Green rolling hills, rugged cliffs, steep mountain peaks and mystical valleys – Scotland is a hiking paradise. Sabrina and Igor from Explore the Outdoors spent three weeks in the rough nature of the Scottish Highlands. Read below what the two of them experienced there and what equipment you need in the land of kilts and bagpipes.
"Scotland? Doesn't it just rain there all the time?"
Scotland has always fascinated us. And we finally got to go in August: we set off for the far north with our van that we converted and explore the unique nature of the Scottish Highlands for three weeks. We started thinking about the right equipment for this trip long beforehand. "Doesn't it rain there all the time?" our friends ask anxiously. "Yes, but as we all know, there's no such thing as bad weather, only bad clothing," is our standard answer. One thing's for sure – we need to take the perfect rainwear with us.

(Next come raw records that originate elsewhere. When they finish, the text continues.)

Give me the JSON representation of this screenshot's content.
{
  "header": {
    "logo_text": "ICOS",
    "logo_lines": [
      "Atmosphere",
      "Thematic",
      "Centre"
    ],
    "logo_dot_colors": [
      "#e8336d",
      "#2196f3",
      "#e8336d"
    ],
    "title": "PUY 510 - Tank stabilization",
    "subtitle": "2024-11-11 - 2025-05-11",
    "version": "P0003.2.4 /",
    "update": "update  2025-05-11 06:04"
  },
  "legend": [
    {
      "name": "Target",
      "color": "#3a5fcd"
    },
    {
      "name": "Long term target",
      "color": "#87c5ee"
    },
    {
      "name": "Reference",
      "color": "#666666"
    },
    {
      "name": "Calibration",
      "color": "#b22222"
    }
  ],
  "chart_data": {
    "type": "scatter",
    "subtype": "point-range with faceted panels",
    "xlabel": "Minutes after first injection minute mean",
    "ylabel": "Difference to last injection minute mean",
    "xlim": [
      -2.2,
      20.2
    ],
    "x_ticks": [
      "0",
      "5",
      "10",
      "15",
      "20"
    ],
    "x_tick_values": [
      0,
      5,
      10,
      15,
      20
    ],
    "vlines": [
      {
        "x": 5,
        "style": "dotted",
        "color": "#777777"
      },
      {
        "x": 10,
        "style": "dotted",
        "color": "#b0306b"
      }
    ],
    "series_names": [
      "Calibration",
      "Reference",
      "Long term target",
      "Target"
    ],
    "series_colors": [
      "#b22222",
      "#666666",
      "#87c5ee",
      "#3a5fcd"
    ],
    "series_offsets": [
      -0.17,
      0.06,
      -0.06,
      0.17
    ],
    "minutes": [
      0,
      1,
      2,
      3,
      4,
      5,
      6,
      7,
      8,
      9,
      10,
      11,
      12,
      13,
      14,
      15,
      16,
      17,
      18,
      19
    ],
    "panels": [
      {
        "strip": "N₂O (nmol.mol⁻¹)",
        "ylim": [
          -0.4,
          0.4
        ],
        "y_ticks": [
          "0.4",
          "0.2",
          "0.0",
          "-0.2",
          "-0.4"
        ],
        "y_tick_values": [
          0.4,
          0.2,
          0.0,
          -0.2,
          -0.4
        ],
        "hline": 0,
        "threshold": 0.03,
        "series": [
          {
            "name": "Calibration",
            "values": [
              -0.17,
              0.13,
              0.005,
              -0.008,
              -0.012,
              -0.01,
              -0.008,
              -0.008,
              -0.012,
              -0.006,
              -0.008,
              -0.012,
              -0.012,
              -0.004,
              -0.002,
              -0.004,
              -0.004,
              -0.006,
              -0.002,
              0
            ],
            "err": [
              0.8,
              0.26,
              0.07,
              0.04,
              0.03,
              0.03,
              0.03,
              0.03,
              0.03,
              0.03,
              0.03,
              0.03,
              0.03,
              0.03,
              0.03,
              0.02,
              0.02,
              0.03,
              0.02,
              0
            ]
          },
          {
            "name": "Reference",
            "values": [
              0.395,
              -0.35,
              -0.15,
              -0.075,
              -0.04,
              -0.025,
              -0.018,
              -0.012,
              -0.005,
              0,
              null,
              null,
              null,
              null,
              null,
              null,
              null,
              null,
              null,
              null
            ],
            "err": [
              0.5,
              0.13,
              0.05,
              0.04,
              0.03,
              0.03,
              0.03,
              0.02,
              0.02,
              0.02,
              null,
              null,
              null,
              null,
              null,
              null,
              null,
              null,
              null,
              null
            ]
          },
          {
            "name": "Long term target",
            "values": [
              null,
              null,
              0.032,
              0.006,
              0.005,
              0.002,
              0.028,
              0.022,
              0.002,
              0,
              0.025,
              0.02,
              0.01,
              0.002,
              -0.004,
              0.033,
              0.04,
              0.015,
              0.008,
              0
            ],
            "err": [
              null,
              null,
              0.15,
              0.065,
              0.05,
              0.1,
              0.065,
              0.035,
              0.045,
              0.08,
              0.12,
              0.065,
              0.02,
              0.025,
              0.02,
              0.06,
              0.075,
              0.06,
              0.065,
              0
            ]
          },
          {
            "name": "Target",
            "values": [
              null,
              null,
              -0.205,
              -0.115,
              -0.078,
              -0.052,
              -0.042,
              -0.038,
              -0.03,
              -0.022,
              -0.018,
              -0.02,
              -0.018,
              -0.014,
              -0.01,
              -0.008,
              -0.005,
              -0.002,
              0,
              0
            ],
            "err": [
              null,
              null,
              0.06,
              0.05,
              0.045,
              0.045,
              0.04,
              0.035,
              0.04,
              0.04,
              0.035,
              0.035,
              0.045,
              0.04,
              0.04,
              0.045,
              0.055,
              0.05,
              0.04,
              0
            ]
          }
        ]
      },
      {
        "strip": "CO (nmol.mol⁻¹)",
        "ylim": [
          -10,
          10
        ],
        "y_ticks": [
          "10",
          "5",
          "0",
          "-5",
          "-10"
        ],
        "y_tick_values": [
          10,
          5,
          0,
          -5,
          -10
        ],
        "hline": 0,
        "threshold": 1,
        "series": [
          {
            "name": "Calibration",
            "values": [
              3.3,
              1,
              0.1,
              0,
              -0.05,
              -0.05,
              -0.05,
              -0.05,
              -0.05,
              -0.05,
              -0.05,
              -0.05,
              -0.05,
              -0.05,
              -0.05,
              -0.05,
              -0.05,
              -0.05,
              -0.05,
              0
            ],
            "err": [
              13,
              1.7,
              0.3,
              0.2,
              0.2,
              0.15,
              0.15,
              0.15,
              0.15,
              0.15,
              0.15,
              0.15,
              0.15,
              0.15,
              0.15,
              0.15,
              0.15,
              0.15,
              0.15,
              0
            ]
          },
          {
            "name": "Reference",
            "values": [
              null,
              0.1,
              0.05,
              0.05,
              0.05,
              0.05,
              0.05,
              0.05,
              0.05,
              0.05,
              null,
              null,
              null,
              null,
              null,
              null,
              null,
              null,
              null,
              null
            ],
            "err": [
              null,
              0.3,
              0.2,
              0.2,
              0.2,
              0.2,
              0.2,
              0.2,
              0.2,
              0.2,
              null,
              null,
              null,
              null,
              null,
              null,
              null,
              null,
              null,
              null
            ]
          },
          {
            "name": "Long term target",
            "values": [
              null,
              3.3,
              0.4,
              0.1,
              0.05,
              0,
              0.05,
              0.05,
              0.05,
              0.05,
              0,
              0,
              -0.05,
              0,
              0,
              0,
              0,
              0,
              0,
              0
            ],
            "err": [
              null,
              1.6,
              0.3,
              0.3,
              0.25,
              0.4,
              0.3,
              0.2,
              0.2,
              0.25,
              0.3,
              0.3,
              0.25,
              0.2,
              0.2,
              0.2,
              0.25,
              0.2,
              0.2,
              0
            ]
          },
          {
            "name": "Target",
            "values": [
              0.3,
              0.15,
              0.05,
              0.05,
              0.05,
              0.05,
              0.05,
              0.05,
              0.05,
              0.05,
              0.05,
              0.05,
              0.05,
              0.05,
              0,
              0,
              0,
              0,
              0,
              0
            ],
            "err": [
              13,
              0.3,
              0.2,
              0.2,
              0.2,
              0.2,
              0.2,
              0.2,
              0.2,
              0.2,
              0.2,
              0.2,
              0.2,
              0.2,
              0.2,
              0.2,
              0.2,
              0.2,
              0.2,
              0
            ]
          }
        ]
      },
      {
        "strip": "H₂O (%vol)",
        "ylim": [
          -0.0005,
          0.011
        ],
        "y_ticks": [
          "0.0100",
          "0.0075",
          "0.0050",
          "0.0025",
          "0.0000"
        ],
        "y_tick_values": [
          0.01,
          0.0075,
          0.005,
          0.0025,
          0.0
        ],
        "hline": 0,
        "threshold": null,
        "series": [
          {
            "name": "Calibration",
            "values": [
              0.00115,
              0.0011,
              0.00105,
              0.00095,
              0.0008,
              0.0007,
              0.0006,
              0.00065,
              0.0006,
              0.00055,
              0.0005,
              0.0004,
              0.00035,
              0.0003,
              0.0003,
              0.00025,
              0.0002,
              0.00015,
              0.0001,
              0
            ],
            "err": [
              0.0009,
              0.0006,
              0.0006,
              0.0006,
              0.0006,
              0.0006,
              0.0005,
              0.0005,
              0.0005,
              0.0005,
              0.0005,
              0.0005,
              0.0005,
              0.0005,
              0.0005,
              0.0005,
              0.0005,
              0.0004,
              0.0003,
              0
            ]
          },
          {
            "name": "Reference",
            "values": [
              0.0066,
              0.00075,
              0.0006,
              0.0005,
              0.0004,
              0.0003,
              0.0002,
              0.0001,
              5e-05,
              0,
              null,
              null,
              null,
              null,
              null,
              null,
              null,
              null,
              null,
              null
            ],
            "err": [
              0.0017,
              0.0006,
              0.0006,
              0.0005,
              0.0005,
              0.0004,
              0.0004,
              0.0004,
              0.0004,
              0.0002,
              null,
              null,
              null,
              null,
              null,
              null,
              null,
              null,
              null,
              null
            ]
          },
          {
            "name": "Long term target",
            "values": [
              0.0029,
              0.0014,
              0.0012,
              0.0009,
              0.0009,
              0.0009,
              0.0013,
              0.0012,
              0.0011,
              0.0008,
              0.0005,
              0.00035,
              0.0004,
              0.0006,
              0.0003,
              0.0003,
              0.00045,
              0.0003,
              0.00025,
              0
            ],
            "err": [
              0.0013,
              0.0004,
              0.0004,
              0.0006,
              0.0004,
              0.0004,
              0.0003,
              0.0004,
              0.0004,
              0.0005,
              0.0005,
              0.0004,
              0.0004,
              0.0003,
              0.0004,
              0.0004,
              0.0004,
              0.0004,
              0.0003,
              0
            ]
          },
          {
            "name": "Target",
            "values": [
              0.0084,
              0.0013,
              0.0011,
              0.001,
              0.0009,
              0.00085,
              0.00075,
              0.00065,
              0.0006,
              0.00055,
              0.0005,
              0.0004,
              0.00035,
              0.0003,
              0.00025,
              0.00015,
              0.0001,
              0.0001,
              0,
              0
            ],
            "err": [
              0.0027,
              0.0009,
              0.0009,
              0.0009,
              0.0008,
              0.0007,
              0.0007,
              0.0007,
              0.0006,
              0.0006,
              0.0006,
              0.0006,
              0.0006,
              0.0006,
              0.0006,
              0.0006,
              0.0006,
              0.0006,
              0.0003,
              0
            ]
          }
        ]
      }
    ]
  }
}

The weather is beautiful when we reach Edinburgh. 18 degrees and bright sunshine – we honestly did not expect that. But only two days later we continue north to the oldest national park on Scottish territory: Loch Lomond & The Trossachs National Park. The weather is good while we prepare our dinner directly at the lake in the evening, but the following morning we are woken up by raindrops. There it is: the REAL Scottish weather.
Breathtaking view from Ben Arthur
There is no sign of the rain stopping even at noon. But this should not stop us from climbing one of the most impressive peaks of the southern Highlands: Ben Arthur, also known as "The Cobbler". So we slip into our rain jackets and put on our rain pants. It's not really cold, but a strong wind blows around our faces the higher we get. It's a good thing that our functional jackets are not only waterproof but also windproof. On the way up, we get everything from heavy rain to sunshine, and are rewarded with a breathtaking view on the 884 metre-high summit. Back at the car, we take the acid test. And in fact our clothes are completely dry under our jackets and pants. Test passed!
Rugged and unique: The Isle of Mist
After a detour via Glen Coe, we finally get to a destination that we have really been looking forward to: the Isle of Skye. The "Isle of Mist" in the west of Scotland is a must on every tour of Scotland. Wild scenery, unique beaches, deep Lochs and bizarre mountain ranges – you can really find everything an outdoor heart desires here. As nice as it is here, it's still wet. During the 5 days that we explored the island, it actually rained almost every day. But this was no reason for us to spend our days on the island in the van. Our rainwear did not let us down either at famous landmarks such as the Old Man of Storr, the Fairy Pools or the white Coral Beach. And to be honest, all the rain has made the island a bit more mystical.
Up on the Stac Polly
Our route takes us further north. In a sparsely populated region north of Ullapool another mountain is waiting for us. With its 613 metres, the mountain is rather small for our standards, but due to the breathtaking view it is still a popular destination for hikers, which we also do not want to miss out on. Unusual: we actually reach the starting point of our hike in bright sunshine. But that doesn't stop us from putting our rainwear into the backpack to be on the safe side – after all, you never know. Moreover, the ultralight Metro functional jacket can be packed easily into itself. But it doesn't have to stay in the backpack for very long anyway, because after a few metres we see dark clouds coming towards us and the first drops start falling again. The Raindrop L rain pants are also quick to put on. Thanks to a leg zip up to the hip, we don't even have to take off our shoes. When we get to the summit, the sun is shining again and we are rewarded once more with a great view.
We spent a total of 18 days in Scotland and had about 3 days without rain. But thanks to the right clothing, we were able to enjoy our time in the rough nature to the full. Scotland is a dream come true for us and we've fallen for the wild and romantic west coast of the country. One thing we’re sure of: when we return to the Highlands, we'll have our rainwear with us again. And until then, it will be our faithful companion during fall in Germany.